How are teleconverters?  Obviously, OK for moon shots.  I see them all the time when I'm looking for lenses.  Do you notice any image quality issues?  I've heard that you loose a couple stops of light with them.


----------



## reznap (Sep 21, 2010)

LCARSx32 said:


> How are teleconverters?  Obviously, OK for moon shots.  I see them all the time when I'm looking for lenses.  Do you notice any image quality issues?  I've heard that you loose a couple stops of light with them.



Well.. I have a Sigma 1.4x.  It doesn't work on any of my canon lenses except my 70-300 - and it won't mount up to it unless I zoom the lens to about 100mm because the rear element is too far back.  It's not a huge deal, because the elements don't make contact but it's not exactly what you'd call compatible.  Autofocus doesn't work on that lens with the TC either, aperture's too small.  So it's not really my favorite piece of gear, in fact I wouldn't mind selling it.

The IQ is ok for me actually but yeah, and yes, you lose some light; 1 full stop with the 1.4x.  It has its uses and is a fun toy if you can pick one up cheap.  If you have really fast tele lenses or the f/2.8 version of the 70-200, I guess a TC is a good addition.  I'd go with the Canon brand though..


----------



## HikinMike (Sep 21, 2010)

One of my favorites from the last Lunar Eclipse, August 28, 2007. Used my Canon 300D, 1.4 II and 300mm.


----------



## reznap (Sep 21, 2010)

HikinMike said:


> One of my favorites from the last Lunar Eclipse, August 28, 2007. Used my Canon 300D, 1.4 II and 300mm.

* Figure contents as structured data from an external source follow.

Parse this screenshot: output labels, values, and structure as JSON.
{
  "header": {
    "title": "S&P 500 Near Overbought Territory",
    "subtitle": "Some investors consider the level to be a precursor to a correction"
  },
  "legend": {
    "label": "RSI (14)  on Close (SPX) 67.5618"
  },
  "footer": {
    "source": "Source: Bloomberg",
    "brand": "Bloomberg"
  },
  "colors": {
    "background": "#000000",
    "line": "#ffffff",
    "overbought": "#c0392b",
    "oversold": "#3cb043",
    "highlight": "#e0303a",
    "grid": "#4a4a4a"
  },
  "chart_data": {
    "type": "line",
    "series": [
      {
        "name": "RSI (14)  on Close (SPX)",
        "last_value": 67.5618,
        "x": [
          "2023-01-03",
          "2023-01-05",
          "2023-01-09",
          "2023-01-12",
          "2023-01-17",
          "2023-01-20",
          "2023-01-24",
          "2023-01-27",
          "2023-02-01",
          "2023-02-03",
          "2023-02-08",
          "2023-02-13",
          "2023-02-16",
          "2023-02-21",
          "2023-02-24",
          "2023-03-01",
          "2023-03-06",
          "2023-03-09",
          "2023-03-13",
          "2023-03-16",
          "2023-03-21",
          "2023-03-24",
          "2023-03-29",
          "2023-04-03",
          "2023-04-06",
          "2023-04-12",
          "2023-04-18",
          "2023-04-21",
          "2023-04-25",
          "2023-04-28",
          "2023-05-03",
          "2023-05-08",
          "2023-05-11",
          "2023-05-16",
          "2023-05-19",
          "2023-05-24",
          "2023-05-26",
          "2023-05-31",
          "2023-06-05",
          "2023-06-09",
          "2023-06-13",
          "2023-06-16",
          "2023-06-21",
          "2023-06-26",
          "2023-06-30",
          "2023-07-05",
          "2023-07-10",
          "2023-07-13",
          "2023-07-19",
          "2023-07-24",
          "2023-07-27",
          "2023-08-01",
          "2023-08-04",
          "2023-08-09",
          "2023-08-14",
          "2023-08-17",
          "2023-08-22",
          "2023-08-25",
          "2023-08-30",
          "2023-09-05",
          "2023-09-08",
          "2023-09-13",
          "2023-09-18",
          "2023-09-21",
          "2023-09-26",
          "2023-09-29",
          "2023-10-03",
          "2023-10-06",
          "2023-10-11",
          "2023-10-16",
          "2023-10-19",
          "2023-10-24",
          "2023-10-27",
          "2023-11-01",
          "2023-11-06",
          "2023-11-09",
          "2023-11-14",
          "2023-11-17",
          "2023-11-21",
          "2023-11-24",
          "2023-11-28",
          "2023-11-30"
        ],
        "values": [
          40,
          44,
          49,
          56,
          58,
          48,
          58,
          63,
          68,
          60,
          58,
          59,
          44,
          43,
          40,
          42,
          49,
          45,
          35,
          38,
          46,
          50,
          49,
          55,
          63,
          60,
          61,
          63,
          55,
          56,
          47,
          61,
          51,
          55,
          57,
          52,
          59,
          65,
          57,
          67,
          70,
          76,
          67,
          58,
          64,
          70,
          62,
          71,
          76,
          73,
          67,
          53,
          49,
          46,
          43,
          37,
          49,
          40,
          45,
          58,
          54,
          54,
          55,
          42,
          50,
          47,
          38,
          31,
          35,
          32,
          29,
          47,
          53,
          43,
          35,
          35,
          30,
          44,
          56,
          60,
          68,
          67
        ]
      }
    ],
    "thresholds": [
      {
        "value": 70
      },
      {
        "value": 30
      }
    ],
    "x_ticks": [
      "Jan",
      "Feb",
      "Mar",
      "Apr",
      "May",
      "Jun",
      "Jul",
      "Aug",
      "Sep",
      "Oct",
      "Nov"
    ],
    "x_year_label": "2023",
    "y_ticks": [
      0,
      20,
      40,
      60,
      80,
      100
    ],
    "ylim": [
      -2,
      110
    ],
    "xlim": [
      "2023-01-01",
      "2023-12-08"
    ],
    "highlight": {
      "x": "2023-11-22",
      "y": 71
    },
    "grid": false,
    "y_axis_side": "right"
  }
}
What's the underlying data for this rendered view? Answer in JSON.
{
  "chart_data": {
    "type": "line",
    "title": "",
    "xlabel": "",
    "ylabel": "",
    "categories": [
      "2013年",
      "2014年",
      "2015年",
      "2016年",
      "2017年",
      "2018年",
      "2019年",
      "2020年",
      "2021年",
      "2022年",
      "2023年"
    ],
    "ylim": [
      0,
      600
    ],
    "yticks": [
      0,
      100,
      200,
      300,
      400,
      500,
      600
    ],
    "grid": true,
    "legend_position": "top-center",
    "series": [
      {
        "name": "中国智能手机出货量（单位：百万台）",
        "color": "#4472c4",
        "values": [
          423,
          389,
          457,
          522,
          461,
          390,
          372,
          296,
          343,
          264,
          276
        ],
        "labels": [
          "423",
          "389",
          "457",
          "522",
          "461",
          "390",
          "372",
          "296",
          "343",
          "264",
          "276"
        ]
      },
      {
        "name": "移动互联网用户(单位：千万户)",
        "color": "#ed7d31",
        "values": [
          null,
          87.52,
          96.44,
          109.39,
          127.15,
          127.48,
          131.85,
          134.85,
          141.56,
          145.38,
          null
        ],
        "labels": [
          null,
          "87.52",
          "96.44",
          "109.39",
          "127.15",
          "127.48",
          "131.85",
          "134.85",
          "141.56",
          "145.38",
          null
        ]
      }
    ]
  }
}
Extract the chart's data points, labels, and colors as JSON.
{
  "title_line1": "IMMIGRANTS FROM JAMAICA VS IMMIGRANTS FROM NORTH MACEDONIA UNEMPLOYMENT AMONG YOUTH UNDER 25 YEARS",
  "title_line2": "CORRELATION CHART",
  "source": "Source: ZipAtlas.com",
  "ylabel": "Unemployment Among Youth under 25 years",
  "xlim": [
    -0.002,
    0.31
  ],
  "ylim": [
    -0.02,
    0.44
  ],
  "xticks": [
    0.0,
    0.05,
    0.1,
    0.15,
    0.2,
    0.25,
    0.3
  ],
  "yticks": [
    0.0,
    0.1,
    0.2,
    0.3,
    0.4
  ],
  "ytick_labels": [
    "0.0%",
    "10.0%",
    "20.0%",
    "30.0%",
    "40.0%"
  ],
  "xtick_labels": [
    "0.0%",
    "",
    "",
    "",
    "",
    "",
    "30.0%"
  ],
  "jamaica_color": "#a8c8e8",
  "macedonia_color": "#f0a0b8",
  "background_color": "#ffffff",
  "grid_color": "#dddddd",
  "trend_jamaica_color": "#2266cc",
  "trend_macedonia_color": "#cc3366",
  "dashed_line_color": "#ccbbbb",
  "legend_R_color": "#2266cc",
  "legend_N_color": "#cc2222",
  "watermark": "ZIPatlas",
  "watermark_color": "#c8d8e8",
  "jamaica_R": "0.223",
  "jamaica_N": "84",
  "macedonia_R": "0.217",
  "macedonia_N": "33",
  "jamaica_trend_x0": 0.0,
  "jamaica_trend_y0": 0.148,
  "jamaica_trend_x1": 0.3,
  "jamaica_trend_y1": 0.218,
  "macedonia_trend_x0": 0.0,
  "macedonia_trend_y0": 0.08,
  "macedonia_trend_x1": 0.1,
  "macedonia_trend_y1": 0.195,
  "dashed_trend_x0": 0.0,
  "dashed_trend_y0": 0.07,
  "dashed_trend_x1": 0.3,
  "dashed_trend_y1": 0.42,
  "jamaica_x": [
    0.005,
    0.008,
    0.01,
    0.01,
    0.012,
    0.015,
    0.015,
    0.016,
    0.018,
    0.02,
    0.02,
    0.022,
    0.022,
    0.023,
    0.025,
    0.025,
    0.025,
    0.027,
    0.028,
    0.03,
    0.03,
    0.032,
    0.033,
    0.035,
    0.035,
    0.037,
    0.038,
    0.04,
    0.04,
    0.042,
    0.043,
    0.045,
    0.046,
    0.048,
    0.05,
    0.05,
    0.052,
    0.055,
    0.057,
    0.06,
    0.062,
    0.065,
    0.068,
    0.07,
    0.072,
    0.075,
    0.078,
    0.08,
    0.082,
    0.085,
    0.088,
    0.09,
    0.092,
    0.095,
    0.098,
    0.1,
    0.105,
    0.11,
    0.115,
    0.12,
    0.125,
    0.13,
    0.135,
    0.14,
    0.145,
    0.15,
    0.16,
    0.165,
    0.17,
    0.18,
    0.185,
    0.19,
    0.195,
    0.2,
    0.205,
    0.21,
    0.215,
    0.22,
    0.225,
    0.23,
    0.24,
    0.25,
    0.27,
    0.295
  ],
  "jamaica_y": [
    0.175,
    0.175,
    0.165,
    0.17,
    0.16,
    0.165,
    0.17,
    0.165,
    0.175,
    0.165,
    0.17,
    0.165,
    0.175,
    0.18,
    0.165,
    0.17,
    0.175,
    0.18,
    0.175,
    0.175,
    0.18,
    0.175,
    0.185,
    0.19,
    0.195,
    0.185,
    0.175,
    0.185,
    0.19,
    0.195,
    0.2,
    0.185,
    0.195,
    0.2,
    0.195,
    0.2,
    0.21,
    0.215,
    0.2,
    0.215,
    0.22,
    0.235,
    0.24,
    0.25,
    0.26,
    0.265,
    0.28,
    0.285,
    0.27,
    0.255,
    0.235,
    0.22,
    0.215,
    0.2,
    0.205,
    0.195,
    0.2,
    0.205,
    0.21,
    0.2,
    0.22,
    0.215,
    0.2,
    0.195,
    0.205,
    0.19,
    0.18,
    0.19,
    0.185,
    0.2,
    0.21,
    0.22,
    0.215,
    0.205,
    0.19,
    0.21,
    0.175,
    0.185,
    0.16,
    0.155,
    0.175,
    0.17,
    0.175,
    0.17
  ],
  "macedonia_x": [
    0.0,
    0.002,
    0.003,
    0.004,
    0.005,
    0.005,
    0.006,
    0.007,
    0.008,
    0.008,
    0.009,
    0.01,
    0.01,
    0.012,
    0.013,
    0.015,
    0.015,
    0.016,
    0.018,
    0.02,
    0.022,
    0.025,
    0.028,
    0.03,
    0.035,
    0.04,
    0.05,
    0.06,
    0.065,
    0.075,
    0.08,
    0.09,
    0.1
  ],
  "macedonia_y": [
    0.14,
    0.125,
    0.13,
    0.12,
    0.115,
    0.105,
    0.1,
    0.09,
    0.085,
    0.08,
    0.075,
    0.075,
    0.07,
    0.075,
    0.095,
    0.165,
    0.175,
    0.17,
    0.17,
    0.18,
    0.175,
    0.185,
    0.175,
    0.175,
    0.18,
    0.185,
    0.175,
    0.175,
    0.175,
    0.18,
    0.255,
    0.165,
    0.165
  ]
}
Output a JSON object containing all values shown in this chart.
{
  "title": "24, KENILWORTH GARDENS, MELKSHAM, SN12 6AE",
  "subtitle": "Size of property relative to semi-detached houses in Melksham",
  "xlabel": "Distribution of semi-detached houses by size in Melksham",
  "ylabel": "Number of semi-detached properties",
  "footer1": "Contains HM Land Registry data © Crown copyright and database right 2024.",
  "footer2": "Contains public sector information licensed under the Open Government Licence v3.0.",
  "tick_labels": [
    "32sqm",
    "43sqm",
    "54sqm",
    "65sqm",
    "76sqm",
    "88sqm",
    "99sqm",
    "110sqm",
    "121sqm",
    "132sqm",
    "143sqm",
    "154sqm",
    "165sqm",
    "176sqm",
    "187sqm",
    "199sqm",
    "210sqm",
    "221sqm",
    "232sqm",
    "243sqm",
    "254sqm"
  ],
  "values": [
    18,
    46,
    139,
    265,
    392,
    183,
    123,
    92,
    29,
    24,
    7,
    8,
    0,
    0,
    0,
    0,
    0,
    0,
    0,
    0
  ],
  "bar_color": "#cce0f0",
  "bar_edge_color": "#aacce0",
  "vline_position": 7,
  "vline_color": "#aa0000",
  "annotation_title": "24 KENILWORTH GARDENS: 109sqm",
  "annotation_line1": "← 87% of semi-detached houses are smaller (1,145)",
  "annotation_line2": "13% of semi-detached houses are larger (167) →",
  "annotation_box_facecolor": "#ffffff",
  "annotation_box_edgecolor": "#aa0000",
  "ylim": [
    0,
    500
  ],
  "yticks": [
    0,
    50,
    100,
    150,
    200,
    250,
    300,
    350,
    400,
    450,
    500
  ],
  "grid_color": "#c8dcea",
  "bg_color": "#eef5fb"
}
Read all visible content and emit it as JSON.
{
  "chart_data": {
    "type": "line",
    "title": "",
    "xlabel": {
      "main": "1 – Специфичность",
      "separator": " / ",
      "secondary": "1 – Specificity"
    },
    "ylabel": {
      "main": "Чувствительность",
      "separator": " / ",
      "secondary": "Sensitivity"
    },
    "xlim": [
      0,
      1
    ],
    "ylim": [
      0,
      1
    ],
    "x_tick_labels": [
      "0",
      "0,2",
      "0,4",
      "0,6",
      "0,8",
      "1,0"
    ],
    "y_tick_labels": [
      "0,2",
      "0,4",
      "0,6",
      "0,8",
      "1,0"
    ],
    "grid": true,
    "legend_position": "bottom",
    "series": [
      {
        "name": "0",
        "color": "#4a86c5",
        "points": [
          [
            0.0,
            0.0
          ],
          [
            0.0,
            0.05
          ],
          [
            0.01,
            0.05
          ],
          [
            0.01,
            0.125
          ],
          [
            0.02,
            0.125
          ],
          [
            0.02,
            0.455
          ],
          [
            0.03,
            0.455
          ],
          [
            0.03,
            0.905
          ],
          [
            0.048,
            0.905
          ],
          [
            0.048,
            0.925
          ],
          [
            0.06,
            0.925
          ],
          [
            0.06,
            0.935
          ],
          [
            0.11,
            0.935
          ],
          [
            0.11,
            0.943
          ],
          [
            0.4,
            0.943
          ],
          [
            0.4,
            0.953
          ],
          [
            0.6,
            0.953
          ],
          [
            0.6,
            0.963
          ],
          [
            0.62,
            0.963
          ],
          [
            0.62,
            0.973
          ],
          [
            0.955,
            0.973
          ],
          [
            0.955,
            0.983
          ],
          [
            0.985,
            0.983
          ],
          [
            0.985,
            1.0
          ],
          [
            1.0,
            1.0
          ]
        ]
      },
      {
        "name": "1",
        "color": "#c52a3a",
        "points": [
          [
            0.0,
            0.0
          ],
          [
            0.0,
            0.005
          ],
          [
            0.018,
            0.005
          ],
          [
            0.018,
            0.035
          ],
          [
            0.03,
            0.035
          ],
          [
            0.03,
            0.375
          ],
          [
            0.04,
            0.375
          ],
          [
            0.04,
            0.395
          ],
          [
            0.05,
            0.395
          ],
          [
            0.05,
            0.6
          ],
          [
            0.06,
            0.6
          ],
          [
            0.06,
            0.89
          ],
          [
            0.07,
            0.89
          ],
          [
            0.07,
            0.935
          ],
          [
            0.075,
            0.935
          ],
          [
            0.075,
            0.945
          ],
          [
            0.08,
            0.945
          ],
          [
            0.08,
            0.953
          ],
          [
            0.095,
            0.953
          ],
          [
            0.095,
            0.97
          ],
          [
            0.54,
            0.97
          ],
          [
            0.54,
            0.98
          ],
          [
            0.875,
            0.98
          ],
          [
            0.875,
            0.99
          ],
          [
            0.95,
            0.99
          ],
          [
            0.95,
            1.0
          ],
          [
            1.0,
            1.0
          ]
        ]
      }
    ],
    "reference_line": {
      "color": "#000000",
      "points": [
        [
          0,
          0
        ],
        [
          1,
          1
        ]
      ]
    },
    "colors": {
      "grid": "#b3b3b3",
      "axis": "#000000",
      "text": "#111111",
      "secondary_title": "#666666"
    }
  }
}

^ Badass.  Seen on here before..


----------



## HikinMike (Sep 21, 2010)

reznap said:


> ^ Badass.  Seen on here before..



Thanks! :blushing: Yeah, I know I posted this (and others) here before, but I was bored tonight...LOL!


----------



## LCARSx32 (Sep 21, 2010)

That, my friend, is how to shoot the moon!  Awesome.


----------